CFDs or Contracts for Difference in full are one of the most traded instruments in the world.
They are assets that have been used to open the financial market to traders who do not have the large sums of money required to trade the given asset, CFDs are a tradable asset because they are just mirroring the price movements of the underlying assets.
This means that it is important to know how the underlying market behaves during different conditions to make an informed decision on the trades taken.
What are CFDs?
As a CFDs trader when you buy or sell the CFDs you do not in any way own the underlying asset, and that is one of the things that makes CFDs very popular there is no added responsibility that the owner of the CFDs would have when trading the asset.
CFDs are simply an understanding or contract between the broker who offers the CFDs and the client who wants to trade them.
Examples of CFDs are like those stocks, commodities, and indices offered by your brokerage firm.
When you trade these assets, you have an agreement to be party to the contract every time you put in a trade.
That is what makes this type of trading very attractive; the broker may have stocks from different exchanges from around the world, and you can trade them without ever having any responsibility of ownership you are just concerned with the price movement in relation to the position you have taken.
Many CFDs traders have one thing in common; they learn about the underlying asset to make the best decisions; they know what affects the underlying asset, the best times to expect a slow down or a rally and how to mitigate the losses if they happen to get any.
When trading CFDs the trader has the advantage of making a profit when the market is bullish is bearish, and that is why traders opt to trade the CFDs or use an assets CFDs as a hedge against any unprecedented moves in the market.
One can hold the underlying asset as a long-term position but trade the CFDs on a short-term basis to cover for any losses that may be incurred on the long-term position held on the underlying asset.
The Advantages of Trading CFDs Online
Trading CFDs online can be one of the most rewarding investments or careers in your life given you understand how to read charts and know when the best opportunities align you are going to be making more than enough to set yourself for a comfortable life.
The following are some of the advantages trading CFDs online have; it has low affordable margin requirements.
Since it is an agreement between you and the broker, and you are not holding the underlying asset, then you will only need a small amount of capital to trade the CFDs online.
The margins are even lower given your broker offers you leverage for the amount you have deposited.
The other advantage for trading CFDs online is that there are many CFDs that one can trade, from commodity CFDs, index CFDs, to stock CFDs and all these CFDs from various markets are all available on one platform that the broker is offering, and that is one of the best things that can happen to any trader, having a wide selection in a centralized location.
The number of CFDs varies from broker to broker given the number of markets they source their assets from.
Another advantage is that when trading CFDs, you can access a numerous number of markets from a single platform compared to having various accounts to trade two similar assets from different markets with CFDs all these are found in one place.

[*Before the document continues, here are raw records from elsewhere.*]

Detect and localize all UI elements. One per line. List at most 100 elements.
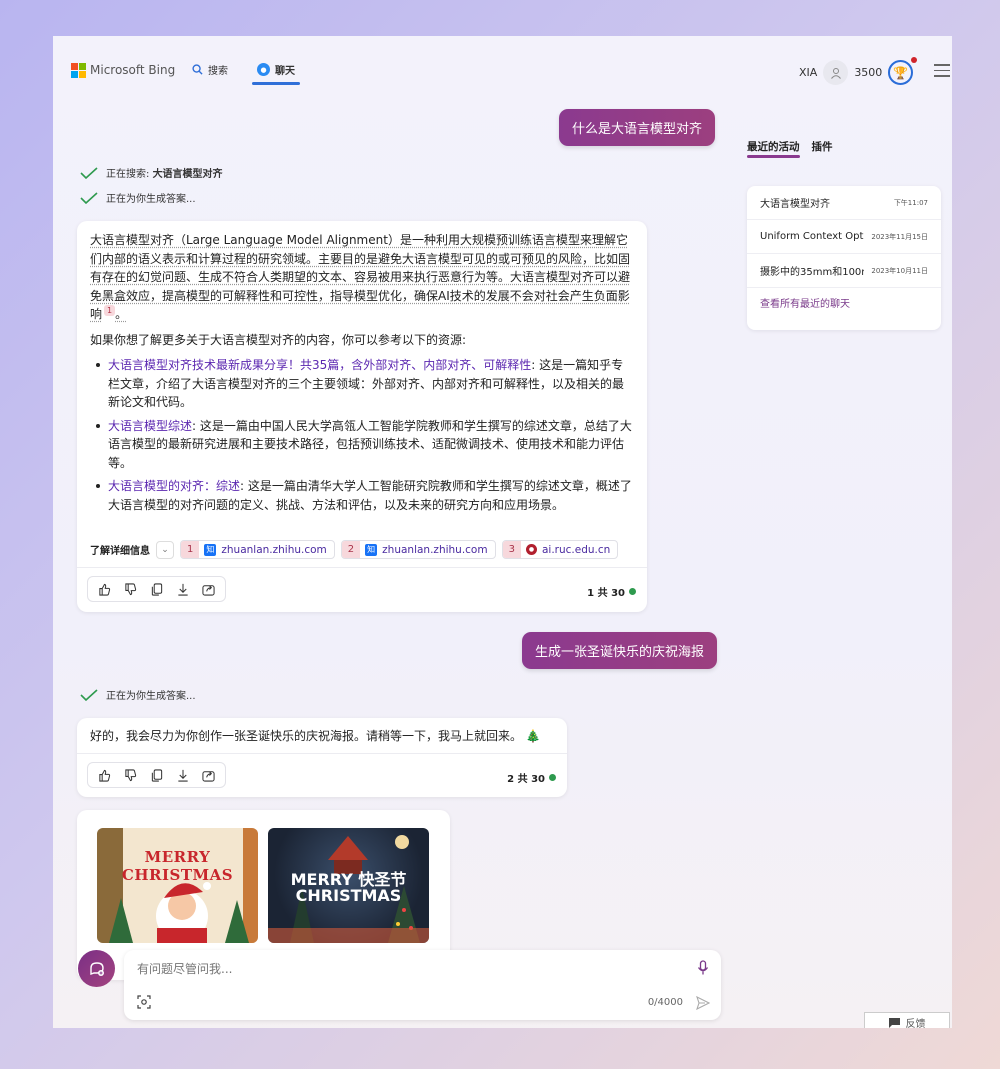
generating-status-text: 正在为你生成答案... — [106, 194, 196, 205]
list-item: 大语言模型对齐技术最新成果分享！共35篇，含外部对齐、内部对齐、可解释性: 这是… — [90, 356, 634, 412]
zhihu-icon: 知 — [365, 543, 378, 556]
recent-chat-item[interactable]: Uniform Context Optimization 2023年11月15日 — [747, 220, 941, 254]
answer-text: 大语言模型对齐（Large Language Model Alignment）是… — [90, 233, 631, 321]
copy-icon[interactable] — [144, 577, 169, 601]
bot-answer-card: 大语言模型对齐（Large Language Model Alignment）是… — [77, 221, 647, 612]
search-term: 大语言模型对齐 — [152, 169, 223, 180]
view-all-chats-link[interactable]: 查看所有最近的聊天 — [747, 288, 941, 322]
check-icon — [80, 688, 98, 701]
bing-logo[interactable]: Microsoft Bing — [71, 63, 176, 78]
avatar[interactable] — [823, 60, 849, 85]
turn-counter: 2 共 30 — [507, 770, 556, 785]
chat-icon: ● — [257, 63, 270, 76]
microphone-icon[interactable] — [697, 960, 709, 980]
share-icon[interactable] — [196, 763, 221, 787]
chat-input-box: 0/4000 — [124, 950, 721, 1020]
tab-plugins[interactable]: 插件 — [812, 139, 833, 154]
tab-recent-activity[interactable]: 最近的活动 — [747, 139, 800, 158]
recent-chat-item[interactable]: 大语言模型对齐 下午11:07 — [747, 186, 941, 220]
send-icon[interactable] — [696, 995, 711, 1014]
generated-image[interactable]: MERRY CHRISTMAS — [97, 828, 258, 943]
download-icon[interactable] — [170, 763, 195, 787]
sidebar-tabs: 最近的活动 插件 — [747, 139, 833, 158]
recent-chat-date: 2023年11月15日 — [871, 232, 928, 241]
turn-counter-text: 2 共 30 — [507, 774, 545, 785]
feedback-button[interactable]: 反馈 — [864, 1012, 950, 1028]
new-topic-button[interactable] — [78, 950, 115, 987]
recent-chat-date: 2023年10月11日 — [871, 266, 928, 275]
download-icon[interactable] — [170, 577, 195, 601]
share-icon[interactable] — [196, 577, 221, 601]
resource-link[interactable]: 大语言模型对齐技术最新成果分享！共35篇，含外部对齐、内部对齐、可解释性 — [108, 358, 531, 372]
list-item: 大语言模型综述: 这是一篇由中国人民大学高瓴人工智能学院教师和学生撰写的综述文章… — [90, 417, 634, 473]
source-number: 3 — [502, 541, 521, 558]
generating-status: 正在为你生成答案... — [80, 190, 196, 205]
brand-name: Microsoft Bing — [90, 63, 176, 77]
reply-text: 好的，我会尽力为你创作一张圣诞快乐的庆祝海报。请稍等一下，我马上就回来。 — [90, 729, 523, 743]
tree-emoji-icon: 🎄 — [525, 729, 541, 743]
user-icon — [830, 67, 841, 79]
learn-more-label: 了解详细信息 — [90, 546, 150, 557]
recent-chat-title: 大语言模型对齐 — [760, 199, 830, 210]
rewards-points[interactable]: 3500 — [854, 66, 882, 79]
answer-paragraph: 大语言模型对齐（Large Language Model Alignment）是… — [90, 231, 634, 324]
user-message: 生成一张圣诞快乐的庆祝海报 — [522, 632, 718, 669]
account-area: XIA 3500 🏆 — [799, 57, 918, 85]
rewards-trophy-icon[interactable]: 🏆 — [888, 57, 918, 85]
image-1-caption: MERRY CHRISTMAS — [121, 848, 234, 884]
recent-chat-title: Uniform Context Optimization — [760, 231, 864, 242]
recent-chat-date: 下午11:07 — [893, 198, 928, 207]
copy-icon[interactable] — [144, 763, 169, 787]
search-status-prefix: 正在搜索: — [106, 169, 153, 180]
thumbs-up-icon[interactable] — [92, 763, 117, 787]
source-chip[interactable]: 2 知 zhuanlan.zhihu.com — [340, 540, 496, 559]
search-status: 正在搜索: 大语言模型对齐 — [80, 165, 223, 180]
turn-counter: 1 共 30 — [587, 584, 636, 599]
generating-status-text: 正在为你生成答案... — [106, 691, 196, 702]
user-message: 什么是大语言模型对齐 — [559, 109, 716, 146]
active-tab-indicator — [252, 82, 300, 85]
source-number: 2 — [341, 541, 361, 558]
recent-chat-title: 摄影中的35mm和100mm — [760, 267, 864, 278]
list-item: 大语言模型的对齐：综述: 这是一篇由清华大学人工智能研究院教师和学生撰写的综述文… — [90, 477, 634, 514]
chevron-down-icon[interactable]: ⌄ — [156, 540, 174, 559]
thumbs-down-icon[interactable] — [118, 577, 143, 601]
resource-list: 大语言模型对齐技术最新成果分享！共35篇，含外部对齐、内部对齐、可解释性: 这是… — [90, 356, 634, 514]
image-search-icon[interactable] — [137, 994, 151, 1013]
answer-intro: 如果你想了解更多关于大语言模型对齐的内容，你可以参考以下的资源: — [90, 332, 467, 347]
santa-poster-illustration — [97, 828, 258, 943]
thumbs-up-icon[interactable] — [92, 577, 117, 601]
recent-chat-item[interactable]: 摄影中的35mm和100mm 2023年10月11日 — [747, 254, 941, 288]
source-domain: ai.ruc.edu.cn — [541, 543, 611, 556]
user-name[interactable]: XIA — [799, 66, 817, 79]
recent-activity-panel: 大语言模型对齐 下午11:07 Uniform Context Optimizat… — [747, 186, 941, 330]
ruc-icon: ● — [525, 544, 537, 555]
answer-period: 。 — [115, 307, 128, 321]
search-icon — [192, 64, 203, 75]
status-dot — [549, 774, 556, 781]
chat-input[interactable] — [137, 962, 677, 976]
check-icon — [80, 191, 98, 204]
message-actions — [87, 576, 226, 602]
nav-search[interactable]: 搜索 — [192, 62, 228, 77]
generated-image[interactable]: MERRY 快圣节 CHRISTMAS — [268, 828, 429, 943]
nav-chat[interactable]: ● 聊天 — [252, 62, 300, 85]
resource-link[interactable]: 大语言模型的对齐：综述 — [108, 479, 240, 493]
microsoft-logo-icon — [71, 63, 86, 78]
hamburger-menu-icon[interactable] — [934, 64, 950, 81]
resource-link[interactable]: 大语言模型综述 — [108, 419, 192, 433]
source-chip[interactable]: 1 知 zhuanlan.zhihu.com — [180, 540, 335, 559]
citation-marker[interactable]: 1 — [104, 305, 116, 316]
source-domain: zhuanlan.zhihu.com — [382, 543, 488, 556]
character-counter: 0/4000 — [647, 997, 683, 1008]
thumbs-down-icon[interactable] — [118, 763, 143, 787]
nav-search-label: 搜索 — [208, 66, 228, 77]
image-2-caption: MERRY 快圣节 CHRISTMAS — [290, 870, 407, 905]
divider — [77, 753, 567, 754]
zhihu-icon: 知 — [204, 543, 217, 556]
turn-counter-text: 1 共 30 — [587, 588, 625, 599]
bot-reply-card: 好的，我会尽力为你创作一张圣诞快乐的庆祝海报。请稍等一下，我马上就回来。 🎄 2… — [77, 718, 567, 797]
source-number: 1 — [181, 541, 200, 558]
feedback-label: 反馈 — [905, 1019, 926, 1028]
source-chip[interactable]: 3 ● ai.ruc.edu.cn — [501, 540, 619, 559]
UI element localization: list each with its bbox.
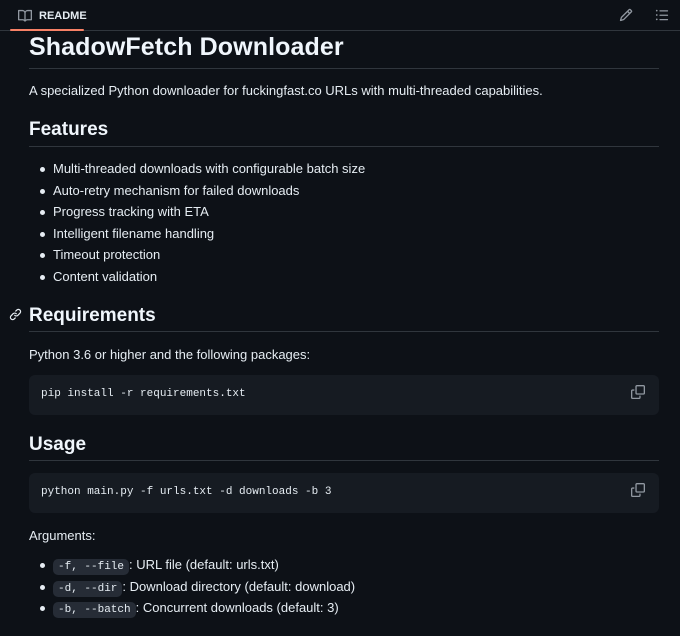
readme-title: ShadowFetch Downloader [29, 33, 344, 61]
code-text: pip install -r requirements.txt [41, 388, 246, 400]
list-item: Auto-retry mechanism for failed download… [29, 180, 365, 202]
flag-code: -d, --dir [53, 580, 123, 597]
code-text: python main.py -f urls.txt -d downloads … [41, 486, 332, 498]
tab-label: README [39, 9, 87, 22]
copy-icon[interactable] [631, 483, 647, 499]
usage-code-block: python main.py -f urls.txt -d downloads … [29, 473, 659, 513]
tab-readme[interactable]: README [12, 0, 92, 31]
features-divider [29, 146, 659, 147]
flag-code: -f, --file [53, 559, 130, 575]
list-item: Multi-threaded downloads with configurab… [29, 158, 365, 180]
pencil-icon[interactable] [618, 7, 634, 23]
requirements-text: Python 3.6 or higher and the following p… [29, 347, 311, 362]
arguments-label: Arguments: [29, 528, 96, 543]
list-item: Progress tracking with ETA [29, 201, 365, 223]
intro-text: A specialized Python downloader for fuck… [29, 83, 543, 98]
list-item: -f, --file: URL file (default: urls.txt) [29, 554, 355, 576]
list-item: -b, --batch: Concurrent downloads (defau… [29, 597, 355, 619]
copy-icon[interactable] [631, 385, 647, 401]
arguments-list: -f, --file: URL file (default: urls.txt)… [29, 554, 355, 619]
list-item: -d, --dir: Download directory (default: … [29, 576, 355, 598]
flag-code: -b, --batch [53, 602, 136, 619]
requirements-divider [29, 331, 659, 332]
list-item: Content validation [29, 266, 365, 288]
arg-description: : URL file (default: urls.txt) [129, 557, 279, 572]
list-item: Intelligent filename handling [29, 223, 365, 245]
requirements-code-block: pip install -r requirements.txt [29, 375, 659, 415]
usage-heading: Usage [29, 434, 87, 455]
features-list: Multi-threaded downloads with configurab… [29, 158, 365, 288]
readme-header: README [0, 0, 680, 31]
arg-description: : Download directory (default: download) [122, 578, 356, 594]
features-heading: Features [29, 119, 109, 140]
book-icon [17, 8, 33, 24]
title-divider [29, 68, 659, 69]
arg-description: : Concurrent downloads (default: 3) [135, 600, 339, 616]
readme-body: ShadowFetch Downloader A specialized Pyt… [0, 31, 680, 636]
link-icon[interactable] [9, 308, 23, 322]
usage-divider [29, 460, 659, 461]
list-icon[interactable] [654, 7, 670, 23]
list-item: Timeout protection [29, 244, 365, 266]
requirements-heading: Requirements [29, 305, 156, 326]
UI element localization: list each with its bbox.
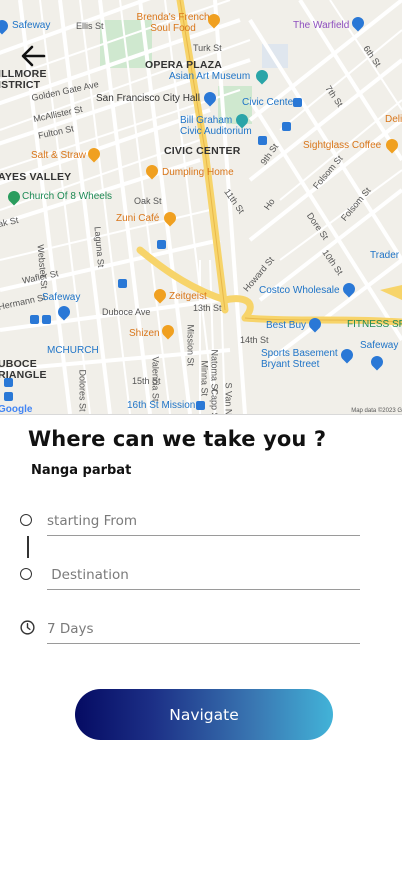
street-label: Turk St	[193, 43, 222, 53]
transit-icon[interactable]	[30, 315, 39, 324]
street-label: Valencia St	[150, 356, 161, 402]
clock-icon	[20, 620, 35, 635]
duration-input[interactable]	[47, 615, 360, 644]
place-sports-basement: Sports Basement Bryant Street	[261, 348, 338, 370]
transit-icon[interactable]	[258, 136, 267, 145]
street-label: Ellis St	[76, 21, 104, 31]
destination-name: Nanga parbat	[31, 463, 132, 478]
destination-input[interactable]	[47, 561, 360, 590]
district-label: OPERA PLAZA	[145, 59, 223, 71]
place-salt-straw: Salt & Straw	[31, 150, 87, 161]
google-logo: Google	[0, 404, 33, 415]
transit-icon[interactable]	[282, 122, 291, 131]
place-deli: Deli	[385, 114, 402, 125]
street-label: Minna St	[199, 360, 210, 397]
street-label: Dolores St	[77, 369, 88, 412]
transit-icon[interactable]	[42, 315, 51, 324]
transit-icon[interactable]	[118, 279, 127, 288]
route-connector	[27, 536, 29, 558]
place-best-buy: Best Buy	[266, 320, 307, 331]
place-asian-art: Asian Art Museum	[169, 71, 251, 82]
place-city-hall: San Francisco City Hall	[96, 93, 200, 104]
place-civic-center-station: Civic Center	[242, 97, 297, 108]
place-costco: Costco Wholesale	[259, 285, 340, 296]
place-church8: Church Of 8 Wheels	[22, 191, 113, 202]
map-view[interactable]: ILLMORE ISTRICT AYES VALLEY UBOCE RIANGL…	[0, 0, 402, 415]
street-label: 14th St	[240, 335, 269, 345]
transit-icon[interactable]	[293, 98, 302, 107]
street-label: Oak St	[134, 196, 162, 206]
transit-icon[interactable]	[196, 401, 205, 410]
place-warfield: The Warfield	[293, 20, 350, 31]
place-safeway-top: Safeway	[12, 20, 51, 31]
street-label: Capp St	[209, 388, 220, 415]
district-label: CIVIC CENTER	[164, 145, 241, 157]
place-fitness: FITNESS SF	[347, 319, 402, 330]
map-attribution: Map data ©2023 G	[351, 408, 402, 414]
transit-icon[interactable]	[157, 240, 166, 249]
place-brendas: Brenda's French Soul Food	[136, 12, 210, 34]
destination-radio-icon	[20, 568, 32, 580]
district-label: AYES VALLEY	[0, 171, 72, 183]
place-zeitgeist: Zeitgeist	[169, 291, 207, 302]
page-title: Where can we take you ?	[28, 427, 327, 451]
navigate-button[interactable]: Navigate	[75, 689, 333, 740]
place-safeway-right: Safeway	[360, 340, 399, 351]
place-trader: Trader	[370, 250, 400, 261]
street-label: S Van Ness Ave	[223, 382, 234, 415]
district-label: ISTRICT	[0, 79, 41, 91]
place-mission-station: 16th St Mission	[127, 400, 196, 411]
place-safeway-mid: Safeway	[42, 292, 81, 303]
place-mchurch: MCHURCH	[47, 345, 99, 356]
back-arrow-icon[interactable]	[20, 44, 46, 68]
place-dumpling: Dumpling Home	[162, 167, 234, 178]
transit-icon[interactable]	[4, 378, 13, 387]
start-radio-icon	[20, 514, 32, 526]
place-shizen: Shizen	[129, 328, 160, 339]
start-location-input[interactable]	[47, 507, 360, 536]
district-label: ILLMORE	[0, 68, 47, 80]
street-label: Duboce Ave	[102, 307, 151, 317]
street-label: Natoma St	[209, 349, 220, 393]
transit-icon[interactable]	[4, 392, 13, 401]
district-label: UBOCE	[0, 358, 37, 370]
place-sightglass: Sightglass Coffee	[303, 140, 382, 151]
street-label: 13th St	[193, 303, 222, 313]
street-label: Mission St	[185, 324, 196, 367]
place-zuni: Zuni Café	[116, 213, 160, 224]
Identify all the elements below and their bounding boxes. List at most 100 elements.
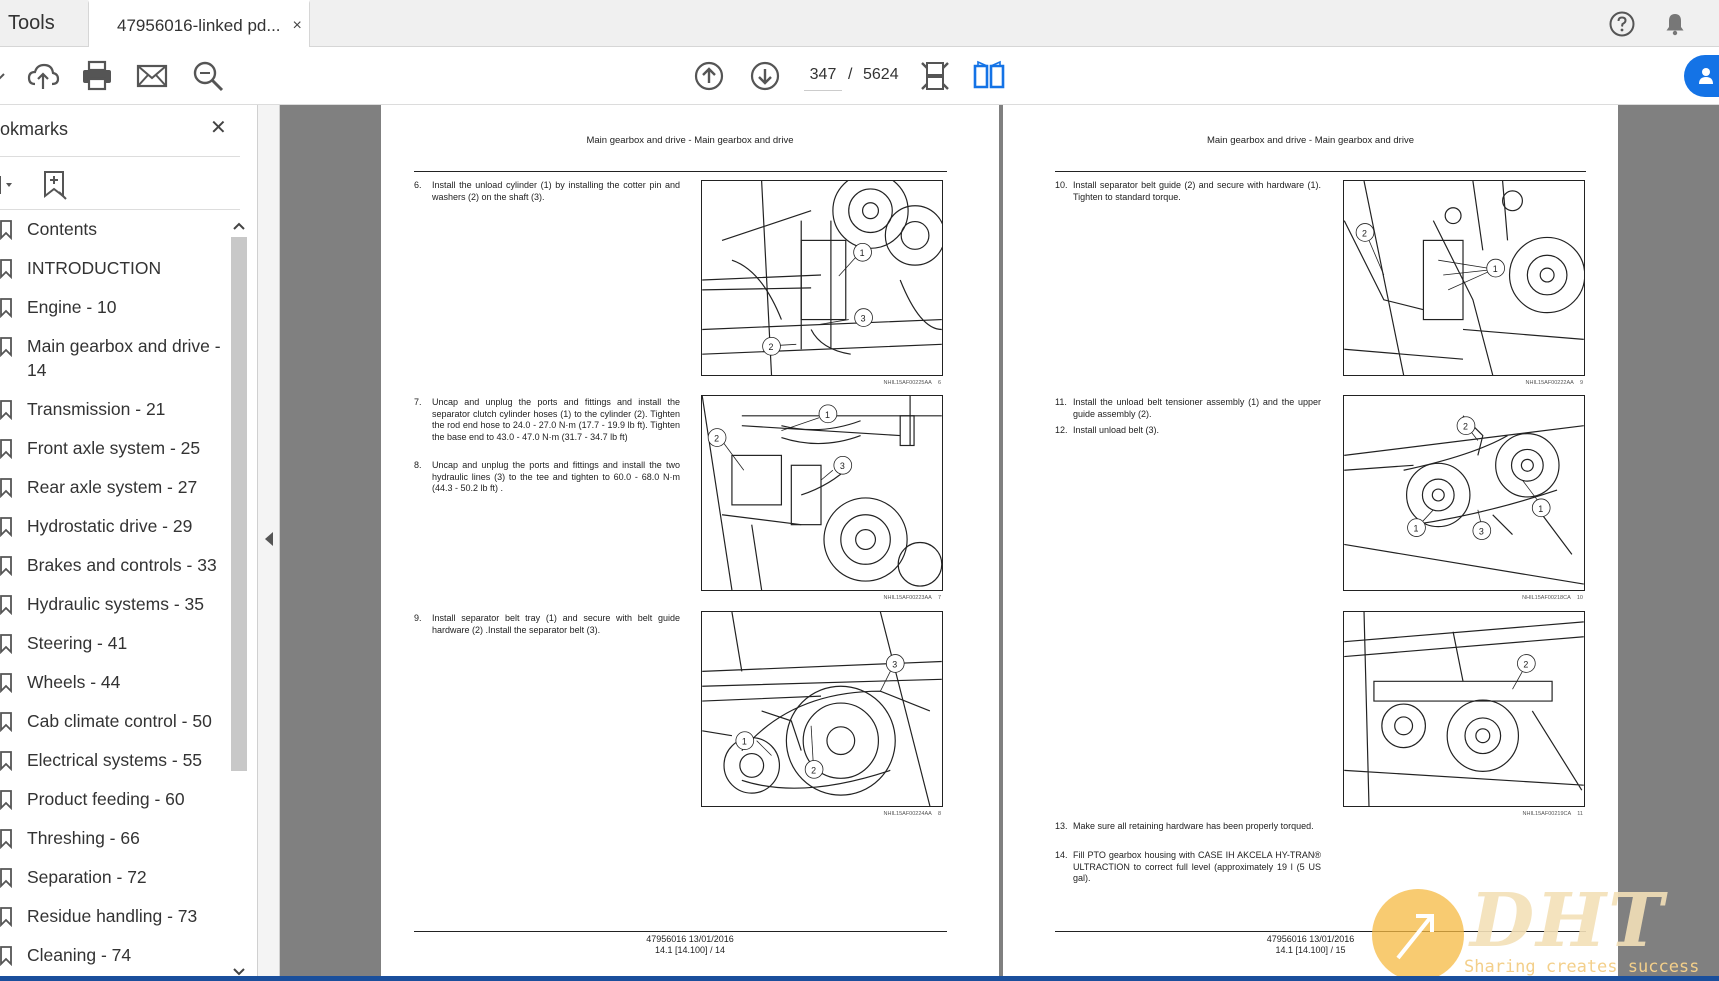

When trading CFDs online, there is another advantage that makes it even more of a better option; the trader does not pay any commission or fees when trading rather the CFDs have their broker spreads incorporated so the broker gets their share whether the trader loses or makes money on any given trade.
Methods Used to Trade CFDs
There are very many methods that have been developed to trade CFDs online, but there are a few that have proven to consistently profitable given the level of understanding and trading knowledge the trader has acquired.
Many CFDs traders like trading the breakout method, which essentially is based capitalizing on the change in price direction.
In the case of a breakout trade entry, there must have been a pre-existing price trend, when that trend tends to come to the point of resistance or the trend is exhausted and is showing a willingness to change that is when we get a breakout and then a confirmation for entry.
The other method used is trend following, this mostly for the longer term traders who hold their trades in the existing dominant trend either bullish or bearish.
The other method is the contrarian method whereby the trader is always on the opposite side of the existing sentiment; the trader is bullish when the existing sentiment is bearish and vice versa.
Another method is the news trading method; the trader uses the economic news to make decisions on the probable price movement.
The trader will have to be very keen to decipher whether the news is dovish or hawkish to make the best trading decision.
The other trading method used in trading CFDs online is the swing trading method, the trader using this method understands that price moves generically thus creating swings; the swings are based on given time periods the least being the four-hour time frame.
That means the trader has to have an idea where price is probably most likely to go and the best entry point they can get.
All these methods should be based on sound risk management and capital management rules otherwise, they will all be useless when trading CFDs online.